Koufax regularly did not play on the High Holidays; in 1963 for example, he quietly left the team on the road and returned to spend Rosh Hashana with his parents in Los Angeles. This is all the more fascinating because Koufax was a thoroughly secular Jew. He spent Yom Kippur of 1965 not in synagogue but in his hotel room, while Don Drysdale took his opening spot in the rotation. Despite growing up in the shtetl of Brooklyn, he was not bar mitzvahed. He married and divorced Anne Widmark, the daughter of actor Richard Widmark, and had no children. After his retirement, Koufax studied Italian. Though he read voraciously, he showed no particular interest in Jewish texts.

This makes his refusing to walk to the mound on Oct. 6, 1965 all the more impressive. Under an unwelcome spotlight, Koufax, who was neither an observant nor an involved Jew, saw not playing as his responsibility. In doing so, he touched not only his generation but generations to come. When I asked my 9-year-old son if he’d heard that Koufax would not pitch on Yom Kippur, he answered, "Of course, Dad, it’s a known fact." Leavy movingly quotes Bruce Lustig, senior rabbi of the Washington Hebrew Congregation in D.C., who, as I did as a kid, greatly admired Koufax:

"Think of the stereotype of the Jew in literature, the ugly avariciousness of Shylock. He broke so many of them. Here was a good-looking Jew, a lefty, very powerful on the mound: a perfect player, an enigma, a man who didn’t reach for fame or money. He broadened the concept of what a Jew is."

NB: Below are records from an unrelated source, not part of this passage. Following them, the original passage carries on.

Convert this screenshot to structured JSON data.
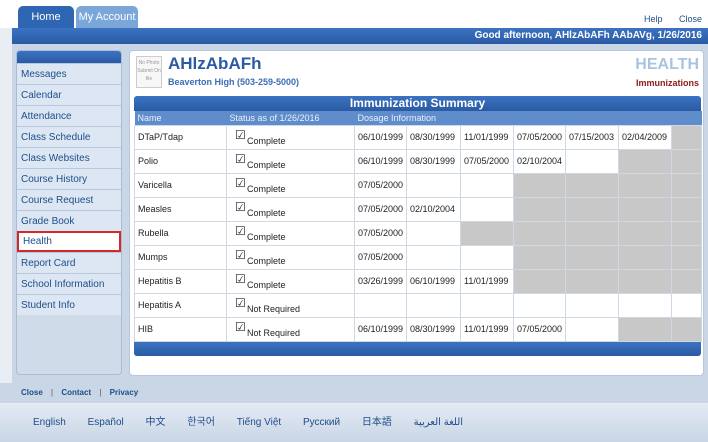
{
  "tabs": {
    "home": "Home",
    "account": "My Account"
  },
  "toplinks": {
    "help": "Help",
    "close": "Close"
  },
  "greeting": "Good afternoon, AHlzAbAFh AAbAVg, 1/26/2016",
  "sidebar": {
    "items": [
      {
        "label": "Messages"
      },
      {
        "label": "Calendar"
      },
      {
        "label": "Attendance"
      },
      {
        "label": "Class Schedule"
      },
      {
        "label": "Class Websites"
      },
      {
        "label": "Course History"
      },
      {
        "label": "Course Request"
      },
      {
        "label": "Grade Book"
      },
      {
        "label": "Health"
      },
      {
        "label": "Report Card"
      },
      {
        "label": "School Information"
      },
      {
        "label": "Student Info"
      }
    ]
  },
  "student": {
    "photo_text": "No Photo Submit On file",
    "name": "AHlzAbAFh",
    "school": "Beaverton High (503-259-5000)"
  },
  "section": {
    "title": "HEALTH",
    "subtitle": "Immunizations"
  },
  "table": {
    "title": "Immunization Summary",
    "headers": {
      "name": "Name",
      "status": "Status as of 1/26/2016",
      "dosage": "Dosage Information"
    },
    "rows": [
      {
        "name": "DTaP/Tdap",
        "status": "Complete",
        "dates": [
          "06/10/1999",
          "08/30/1999",
          "11/01/1999",
          "07/05/2000",
          "07/15/2003",
          "02/04/2009"
        ],
        "gray_from": 6
      },
      {
        "name": "Polio",
        "status": "Complete",
        "dates": [
          "06/10/1999",
          "08/30/1999",
          "07/05/2000",
          "02/10/2004"
        ],
        "gray_from": 5
      },
      {
        "name": "Varicella",
        "status": "Complete",
        "dates": [
          "07/05/2000"
        ],
        "gray_from": 3
      },
      {
        "name": "Measles",
        "status": "Complete",
        "dates": [
          "07/05/2000",
          "02/10/2004"
        ],
        "gray_from": 3
      },
      {
        "name": "Rubella",
        "status": "Complete",
        "dates": [
          "07/05/2000"
        ],
        "gray_from": 2
      },
      {
        "name": "Mumps",
        "status": "Complete",
        "dates": [
          "07/05/2000"
        ],
        "gray_from": 3
      },
      {
        "name": "Hepatitis B",
        "status": "Complete",
        "dates": [
          "03/26/1999",
          "06/10/1999",
          "11/01/1999"
        ],
        "gray_from": 3
      },
      {
        "name": "Hepatitis A",
        "status": "Not Required",
        "dates": [],
        "gray_from": 7
      },
      {
        "name": "HIB",
        "status": "Not Required",
        "dates": [
          "06/10/1999",
          "08/30/1999",
          "11/01/1999",
          "07/05/2000"
        ],
        "gray_from": 5
      }
    ]
  },
  "footer": {
    "close": "Close",
    "contact": "Contact",
    "privacy": "Privacy",
    "sep": "|"
  },
  "languages": [
    "English",
    "Español",
    "中文",
    "한국어",
    "Tiếng Việt",
    "Русский",
    "日本語",
    "اللغة العربية"
  ]
}
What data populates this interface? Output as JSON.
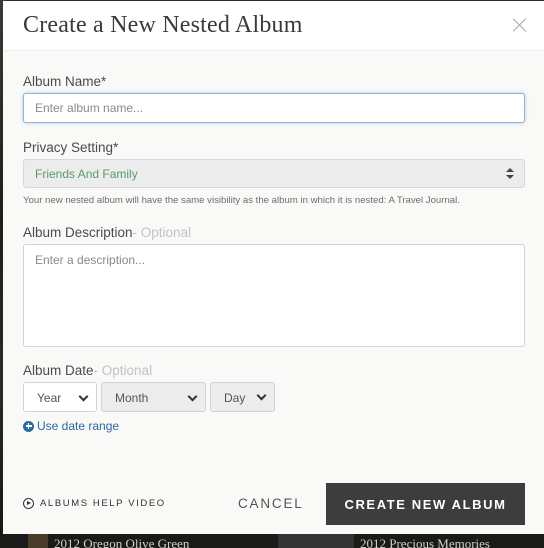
{
  "dialog": {
    "title": "Create a New Nested Album"
  },
  "form": {
    "album_name": {
      "label": "Album Name*",
      "placeholder": "Enter album name..."
    },
    "privacy": {
      "label": "Privacy Setting*",
      "selected": "Friends And Family",
      "helper": "Your new nested album will have the same visibility as the album in which it is nested: A Travel Journal."
    },
    "description": {
      "label": "Album Description",
      "optional": "- Optional",
      "placeholder": "Enter a description..."
    },
    "date": {
      "label": "Album Date",
      "optional": "- Optional",
      "year": "Year",
      "month": "Month",
      "day": "Day",
      "range_link": "Use date range"
    }
  },
  "footer": {
    "help_video": "ALBUMS HELP VIDEO",
    "cancel": "CANCEL",
    "create": "CREATE NEW ALBUM"
  },
  "background": {
    "caption_left": "2012 Oregon Olive Green",
    "caption_right": "2012 Precious Memories"
  },
  "colors": {
    "primary_button": "#3d3d3d",
    "link": "#2b6aa8",
    "privacy_value": "#5a9a6a",
    "focus_border": "#8db7d8"
  }
}
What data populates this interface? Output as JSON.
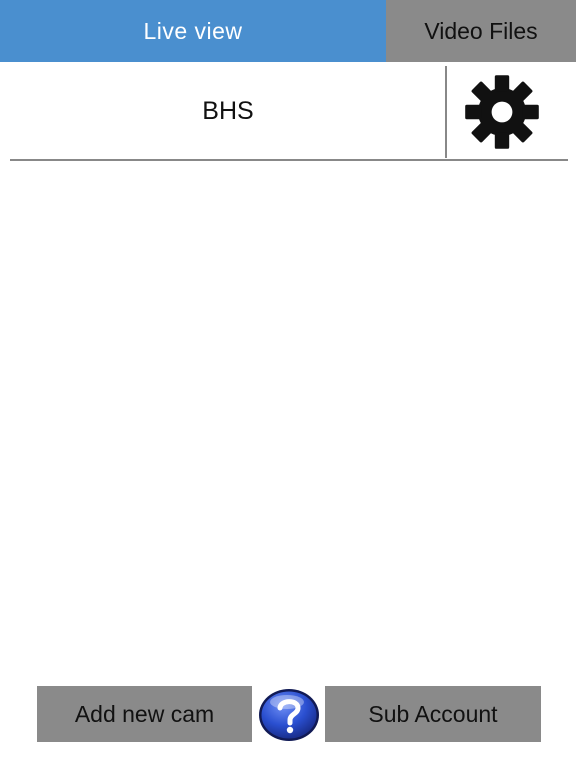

This is a book about a man’s character and baseball. After an arthritic arm forced Koufax’s early retirement at age 30, instead of cashing in on his celebrity — unlike Joe DiMaggio who hocked Mr. Coffee or Drysdale who pitched swimming pool covers on TV — he chose to teach minor league pitchers how to better their craft. Leavy writes, "In this age of promiscuous self-promotion, a man who opts out of celebrity, declining to prolong or exploit his 15 minutes of fame, is thought odd."

She convincingly dismantles the charges that have dogged Koufax: that he never really loved the game, that he’s a recluse. She argues astutely that we live in an era where privacy is suspect and the distinctions between what is private and what is secret have been lost.

Baseball-wise, we see how Koufax held the ball in his extraordinarily large hand, why his curve broke the way it did and how his fastball defied gravity and rose. We are taken into sports medicine in its infancy, agonize at how little could be done then for Koufax’s swelling arm. It’s detailed enough for the aficionado and spare enough for the casual reader.

I would fault the book only in its aspirations to be social history, which is more than it is. With only thin threads of connection, it often ties baseball to the events of the time by telling us that while a particular game was being played that the Cuban missile crisis was brewing or Martin Luther King Jr. marched. It often lists a number of events at a time and has the feel of an Internet search. But this is a small annoyance. Most of the time, the book hums solidly into the strike zone.

There is much for all of us to admire about how Koufax has led his life. As the late Dodger owner Walter O’Malley said of his lefty: "Sandy gets a little disillusioned. He’d like a better world. He wants to see the best in everybody."